2º Estudo (2003): «um dos modelos inovadores (HSS) apresenta globalmente melhores resultados que o outro (HFF)».

Este estudo esqueceu tantos aspectos de qualidade e se os mediu e comparou não os apresentou para podermos concluir sobre este aspecto tão importante. Ora aparentemente o HFF tem muita informação sobre qualidade e detalhada - já que a avaliação individual dos médicos a considera -, então porquê a ausência? Veja-se então:
Depois de afirmar que o acompanhamento e controlo pela ARS foi o problema …
Não tendo apresentado provas de que estava a falar dos mesmos produtos e da mesma qualidade …
Que faz o estudo? «Somos obrigados a presumir que o HFF cumpriu , ao longo destes anos, as exigências de qualidade impostas contratualmente». Ou a ARS não mediu? Ou não controlou porque (como se queixa) o sistema de informação do HFF não era falível? Ou porque esta conclusão era a que dava jeito?

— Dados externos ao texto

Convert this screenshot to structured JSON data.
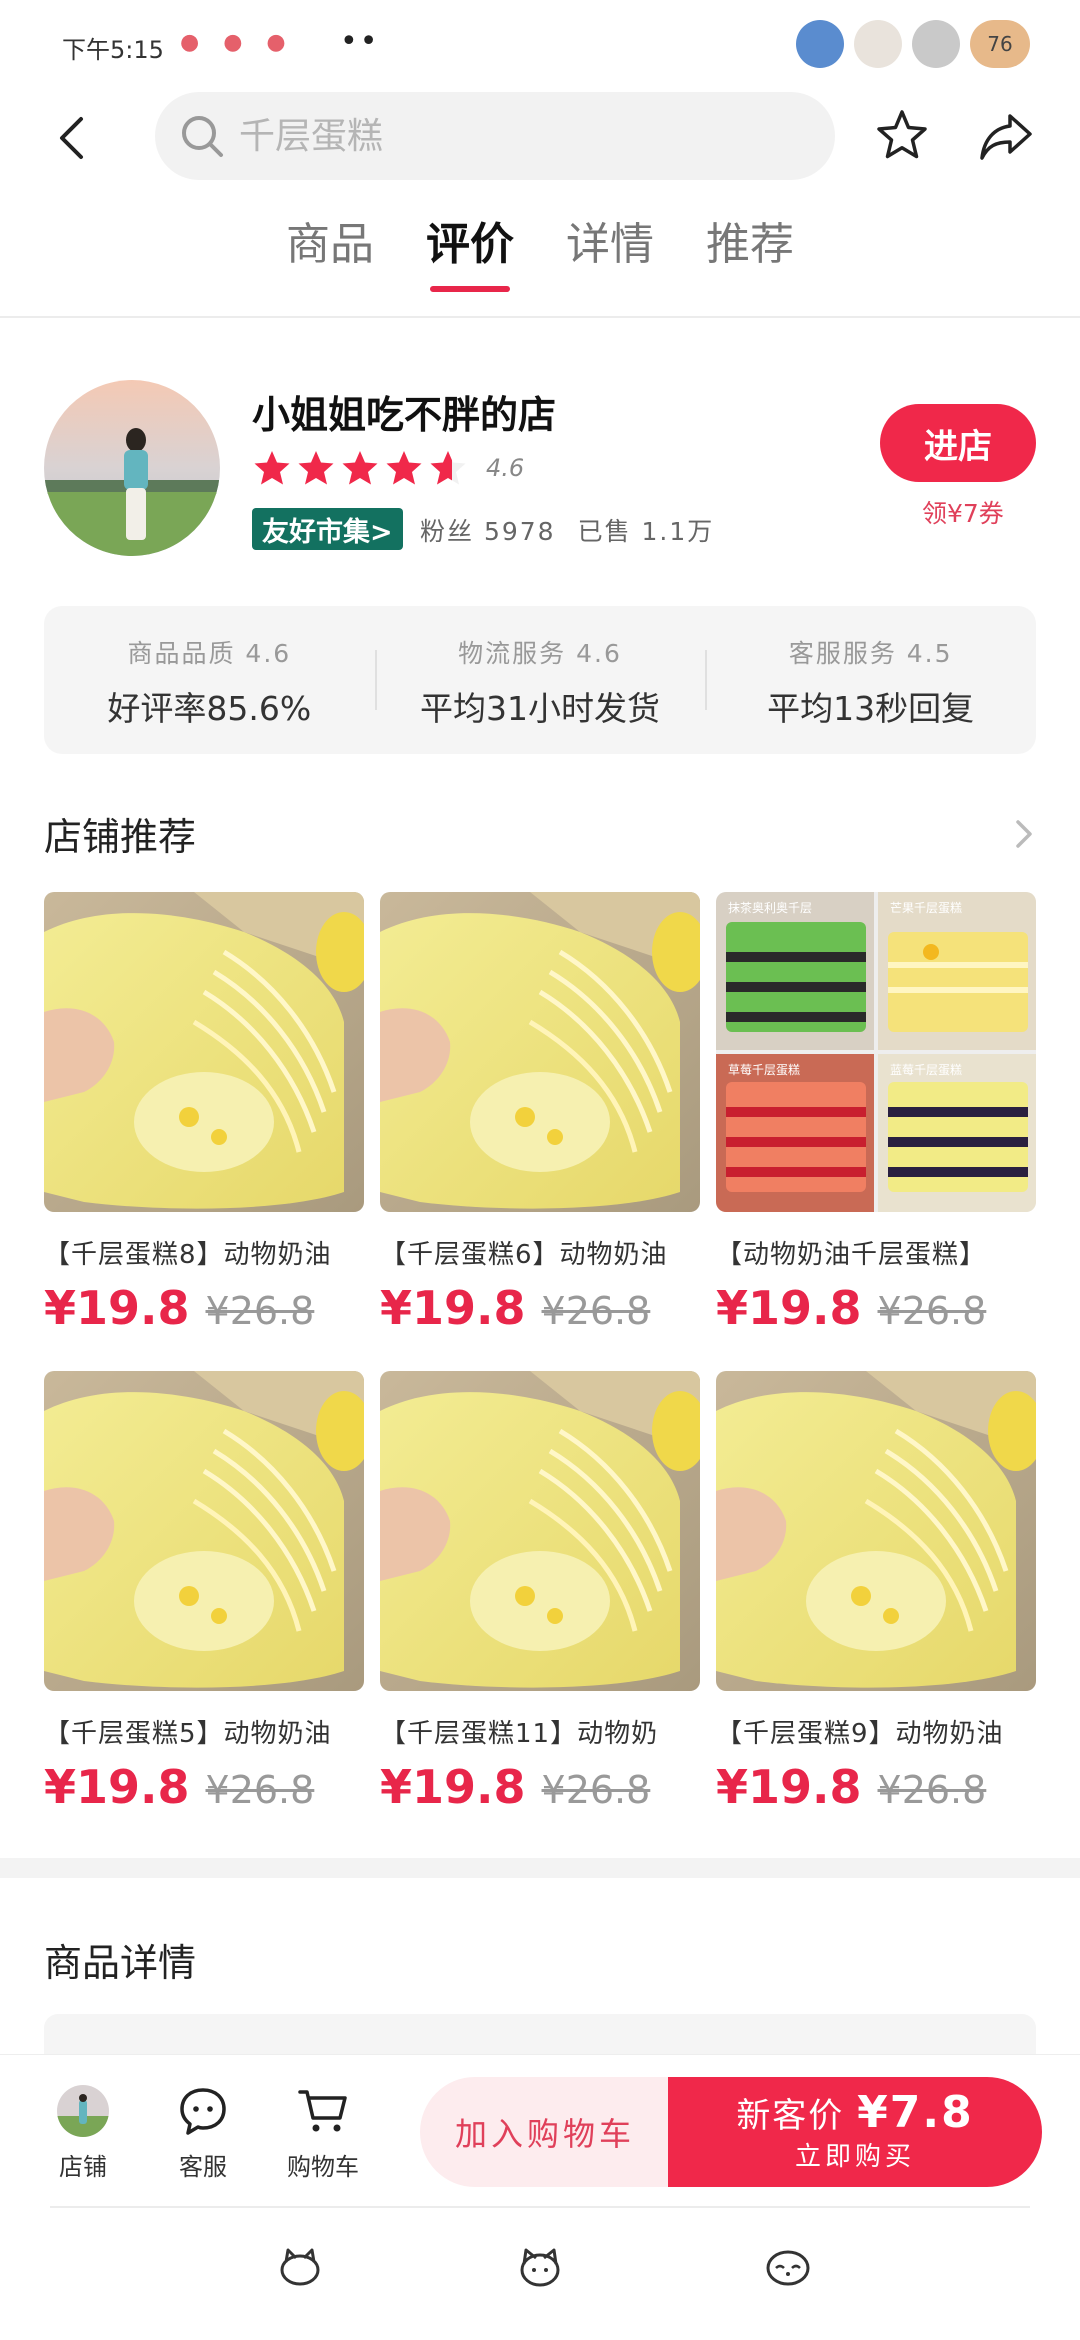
{
  "status_bar": {
    "time": "下午5:15",
    "left_icons": [
      "pig-icon",
      "pig-icon",
      "pig-icon"
    ],
    "dots": "••",
    "right_icons": [
      "cat-icon",
      "cat-icon",
      "cat-icon",
      "fish-icon"
    ],
    "battery": "76"
  },
  "nav": {
    "search_placeholder": "千层蛋糕"
  },
  "tabs": [
    "商品",
    "评价",
    "详情",
    "推荐"
  ],
  "active_tab_index": 1,
  "shop": {
    "name": "小姐姐吃不胖的店",
    "rating": "4.6",
    "rating_value": 4.6,
    "badge": "友好市集>",
    "fans": "粉丝 5978",
    "sold": "已售 1.1万",
    "enter_label": "进店",
    "coupon": "领¥7券"
  },
  "service": [
    {
      "label": "商品品质 4.6",
      "value": "好评率85.6%"
    },
    {
      "label": "物流服务 4.6",
      "value": "平均31小时发货"
    },
    {
      "label": "客服服务 4.5",
      "value": "平均13秒回复"
    }
  ],
  "recommend": {
    "title": "店铺推荐",
    "products": [
      {
        "title": "【千层蛋糕8】动物奶油",
        "price": "¥19.8",
        "old_price": "¥26.8",
        "image": "crepe"
      },
      {
        "title": "【千层蛋糕6】动物奶油",
        "price": "¥19.8",
        "old_price": "¥26.8",
        "image": "crepe"
      },
      {
        "title": "【动物奶油千层蛋糕】",
        "price": "¥19.8",
        "old_price": "¥26.8",
        "image": "collage",
        "collage_labels": [
          "抹茶奥利奥千层",
          "芒果千层蛋糕",
          "草莓千层蛋糕",
          "蓝莓千层蛋糕"
        ]
      },
      {
        "title": "【千层蛋糕5】动物奶油",
        "price": "¥19.8",
        "old_price": "¥26.8",
        "image": "crepe"
      },
      {
        "title": "【千层蛋糕11】动物奶",
        "price": "¥19.8",
        "old_price": "¥26.8",
        "image": "crepe"
      },
      {
        "title": "【千层蛋糕9】动物奶油",
        "price": "¥19.8",
        "old_price": "¥26.8",
        "image": "crepe"
      }
    ]
  },
  "detail": {
    "title": "商品详情"
  },
  "bottom_bar": {
    "shop_label": "店铺",
    "service_label": "客服",
    "cart_label": "购物车",
    "add_cart": "加入购物车",
    "new_price_label": "新客价",
    "new_price": "¥7.8",
    "buy_now": "立即购买"
  },
  "colors": {
    "accent": "#f0284a",
    "price": "#e8264a",
    "badge_green": "#137160"
  }
}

Outras 2 afirmações merecem destaque:
O Estado poderia ter beneficiado muito com as inovações e as experiências do HFF. Se estavam mesmo convencidos disso porque não puseram essa informação «preciosa» no site, ou publicaram a contabilidade analítica, ou promoveram seminários com os restantes hospitais, ou…
Entre as manifestações de capacidade da gestão privada está o sistema de incentivos aos profissionais. Os autores do estudo reconhecem que o HFF demorou de 1995 a 2005 para o formular (grande sistema!).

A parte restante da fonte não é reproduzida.